Que me servirait de te faire une description exacte de leur habillement et de leurs parures ? Une mode nouvelle viendrait détruire tout mon ouvrage, comme celui de leurs ouvriers ; et, avant que tu eusses reçu ma lettre, tout serait changé.
Une femme qui quitte Paris pour aller passer six mois à la campagne en revient aussi antique que si elle s'y était oubliée trente ans. Le fils méconnaît le portrait de sa mère, tant l'habit avec lequel elle est peinte lui parait étranger ; il s'imagine que c'est quelque Américaine qui y est représentée, ou que le peintre a voulu exprimer quelqu'une de ses fantaisies.
Quelquefois les coiffures montent insensiblement ; et une révolution les fait descendre tout à coup. Il a été un temps que leur hauteur immense mettait le visage d'une femme au milieu d'elle-même : dans un autre, c'était les pieds qui occupaient cette place ; les talons faisaient un piédestal, qui les tenait en l'air. Qui pourrait le croire ? Les architectes ont été souvent obligés de hausser, de baisser et d'élargir leurs portes, selon que les parures des femmes exigeaient d'eux ce changement ; et les règles de leur art ont été asservies à ces fantaisies. On voit quelquefois sur un visage une quantité prodigieuse de mouches, et elles disparaissent toutes le lendemain. Autrefois les femmes avaient de la taille, et des dents ; aujourd'hui il n'en est pas question. Dans cette changeante nation, quoi qu'en dise le critique, les filles se trouvent autrement faites que leurs mères.
Il en est des manières et de la façon de vivre comme des modes : les Français changent de moeurs selon l'âge de leur roi. Le monarque pourrait même parvenir à rendre la nation grave, s'il l'avait entrepris. Le prince imprime le caractère de son esprit à la cour, la cour à la ville, la ville aux provinces. L'âme du souverain est un moule qui donne la forme à toutes les autres.
De Paris, le 8 de la lune de Saphar, 1717.
Commentaire composé de l'extrait des Lettres persanes de Montesquieu (Rica à Rhedi)
Dans cet extrait des Lettres persanes, Rica, un des personnages principaux de l’œuvre de Montesquieu, fait une observation acerbe sur la société française, particulièrement sur l'instabilité des modes vestimentaires et leurs conséquences sociales et culturelles. Ce passage s'inscrit dans une critique plus large de la vanité, de la superficialité et de l'influence du pouvoir monarchique sur la société. À travers une description ironique des caprices de la mode et des changements de comportement au sein de la société française, Montesquieu analyse comment les modes, tant vestimentaires que sociales, façonnent les individus et les relations sociales. Ce texte illustre également l’idée que la société française, en raison de son instabilité et de son changement constant, est régie par une superficialité qui empêche la constance des valeurs humaines et morales.

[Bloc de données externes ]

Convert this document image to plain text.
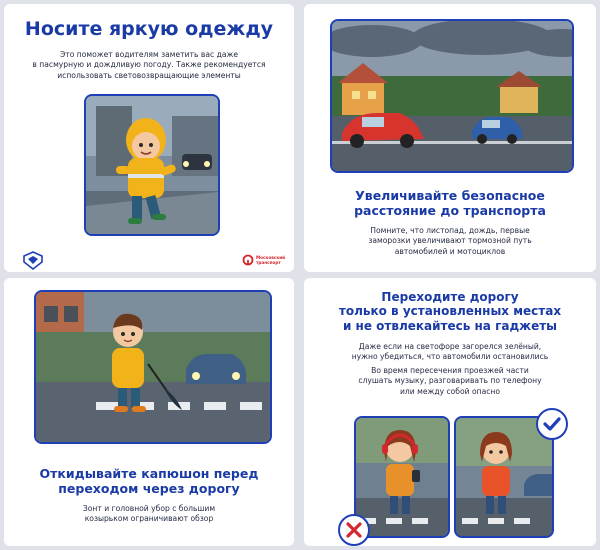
Носите яркую одежду
Это поможет водителям заметить вас даже
в пасмурную и дождливую погоду. Также рекомендуется
использовать световозвращающие элементы
Московский транспорт
Увеличивайте безопасное
расстояние до транспорта
Помните, что листопад, дождь, первые
заморозки увеличивают тормозной путь
автомобилей и мотоциклов
Откидывайте капюшон перед
переходом через дорогу
Зонт и головной убор с большим
козырьком ограничивают обзор
Переходите дорогу
только в установленных местах
и не отвлекайтесь на гаджеты
Даже если на светофоре загорелся зелёный,
нужно убедиться, что автомобили остановились
Во время пересечения проезжей части
слушать музыку, разговаривать по телефону
или между собой опасно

L'extrait commence par une réflexion sur l'absurdité et l'instabilité des modes vestimentaires françaises, lesquelles évoluent si rapidement que la description d'un habit ou d'une parure devient presque inutile, car bientôt obsolète. Rica souligne la rapidité avec laquelle les modes se transforment, au point que la description de l'habillement d'une femme est inutile, car, avant même de finir la lettre, tout aurait changé. Ce passage illustre la superficialité et l'instabilité de la société française, où les tendances sont dictées par des caprices fugaces et sans fondement.
En comparant les femmes françaises à des objets voués à une transformation constante, Montesquieu critique une société où l'apparence et la mode occupent une place disproportionnée dans la vie des individus. Cette critique est renforcée par l'image de la femme qui revient de la campagne après six mois, aussi démodée que si elle avait été oubliée pendant trente ans. Le contraste entre les images des femmes à travers les générations et la mode changeante rend cette critique encore plus acerbe, soulignant l'inconsistance et la superficialité de la société française.
Un autre aspect important de la critique de Montesquieu porte sur l'impact que ces modes vestimentaires ont sur d'autres aspects de la société, comme l'architecture. Rica note que, à cause de la hauteur des coiffures féminines, les architectes ont été contraints de modifier la taille des portes et d'adapter leur art aux caprices de la mode. Cela démontre l'importance excessive accordée à la mode dans la société française, au point que même des disciplines aussi sérieuses que l'architecture sont influencées par ces changements incessants.
Ce phénomène illustre la manière dont les préoccupations superficielles (comme les modes vestimentaires) prennent le pas sur des considérations plus durables et rationnelles, perturbant ainsi l'harmonie de la société. Montesquieu dénonce ainsi la domination de la mode sur les aspects les plus fondamentaux de la vie sociale et culturelle.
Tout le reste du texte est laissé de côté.